«Alle sollen sehen, was er mir angetan hat»
Er wollte ihr alles nehmen und überschüttete Gessica mit Säure, weil sie sich von ihm getrennt hatte. Doch die Italienerin ist stärker als der Hass ihres Ex-Freundes.
Endlich konnte Gessica Notaro (26) wieder lachen und nach vorne schauen. Gerade hatte sie sich von ihrem Freund Jorge Edson Tavares (30) getrennt. Mit seiner Eifersucht und seinen Wutanfällen machte er ihr das Leben zur Hölle. Gessica erwirkte deswegen sogar ein Kontaktverbot bei der Polizei, fühlte sich sicher, obwohl er die Trennung als «Hirngespinst» von ihr verspottete.
«Er war total irre. Einmal täuschte er sogar seinen Selbstmord vor, damit ich zurückkomme», erzählte sie der Zeitschrift «In».
Doch Gessica verdrängte es. All das sollte hinter ihr liegen. Unbeschwert schlenderte das Model am 10. Januar 2017 zu seinem Auto in Rimini (I), als Gessica plötzlich ihren Namen hörte. Nur Sekunden später landete eine ätzende Flüssigkeit in ihrem Gesicht und frass sich binnen Sekunden auch durch ihre Kleidung, verletzte Hüfte und Beine.
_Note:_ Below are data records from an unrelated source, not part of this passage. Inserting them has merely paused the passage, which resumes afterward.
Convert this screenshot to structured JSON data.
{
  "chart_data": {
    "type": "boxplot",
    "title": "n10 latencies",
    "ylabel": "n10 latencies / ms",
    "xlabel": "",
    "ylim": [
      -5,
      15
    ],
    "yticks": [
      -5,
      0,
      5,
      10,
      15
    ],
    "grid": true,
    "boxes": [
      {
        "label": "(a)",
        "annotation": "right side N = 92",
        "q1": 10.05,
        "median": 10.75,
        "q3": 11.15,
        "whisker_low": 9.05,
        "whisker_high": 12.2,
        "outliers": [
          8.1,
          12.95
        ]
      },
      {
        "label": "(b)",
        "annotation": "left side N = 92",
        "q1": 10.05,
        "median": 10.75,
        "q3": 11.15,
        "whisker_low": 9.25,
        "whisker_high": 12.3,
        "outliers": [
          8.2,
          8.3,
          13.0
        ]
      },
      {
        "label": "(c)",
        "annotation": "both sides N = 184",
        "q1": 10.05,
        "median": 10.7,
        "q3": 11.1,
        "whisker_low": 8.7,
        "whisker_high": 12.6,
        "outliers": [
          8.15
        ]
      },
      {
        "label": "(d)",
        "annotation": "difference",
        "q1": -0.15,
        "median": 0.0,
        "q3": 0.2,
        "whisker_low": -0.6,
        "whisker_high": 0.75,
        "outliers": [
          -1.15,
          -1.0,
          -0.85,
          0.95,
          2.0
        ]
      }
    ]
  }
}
«Es war ein brennender Schmerz», sagt Gessica und erinnert sich: «Nimm mir meine Schönheit, aber lass mir meine Sehkraft, flehte ich in dem Moment zu Gott.» Er hat sie erhört. In der Klinik konnten die Ärzte ein Auge retten. Ob auch das zweite die Schwefelsäure überstanden hat, wird sich in naher Zukunft zeigen – gut sieht es nicht aus.
Trotzdem steht aber bereits heute fest, dass Gessica sich von ihrem Ex-Freund nicht ihr Leben zerstören lässt. Nur drei Monate nach seinem feigen Attentat besuchte sie eine Talkshow. «Du musst das Tuch nicht ablegen», bot der Moderator an. Doch genau das wollte Gessica. «Ich möchte, dass Sie sehen, was er mir angetan hat. Das hat nichts mit Liebe zu tun», sagte sie in die Stille hinein.
Denn im TV-Studio wurde es plötzlich ganz ruhig, als sie ihr verätztes Gesicht mit der Augenklappe zeigte. Doch statt zu weinen, schwärmte Gessica von dem, was ihr geblieben ist. «Ich bin zwar verunstaltet, aber die restlichen Fähigkeiten habe ich noch. Ich kann schmecken, riechen und sehen», sagte sie zu «In». Doch einfach ist ihr Weg nicht: «Die ersten zwei Monate waren hart. Wegen der Infektionsgefahr durften Familie und Freunde nur durch eine Glasscheibe mit mir sprechen. Zudem muss ich fast mein ganzes Geld für Medizin ausgeben, das sind 700 Euro im Monat.»
Auch deshalb, aber vor allem, weil sie eine starke Frau ist, stand Gessica jetzt wieder in Rom auf dem Laufsteg. Voller Stolz schritt sie über den Catwalk und wurde frenetisch gefeiert. Es wird nicht ihr letzter Auftritt bleiben.
Und ihr Ex? Er wartet im Gefängnis auf seinen Prozess – und hält sich für unschuldig. Nichts Ungewöhnliches im Macholand Italien. Femminicidio wird es dort genannt, wenn Frauen von ihren Ex-Partnern ermordet werden. 2016 gab es mehr als 70 Todesfälle.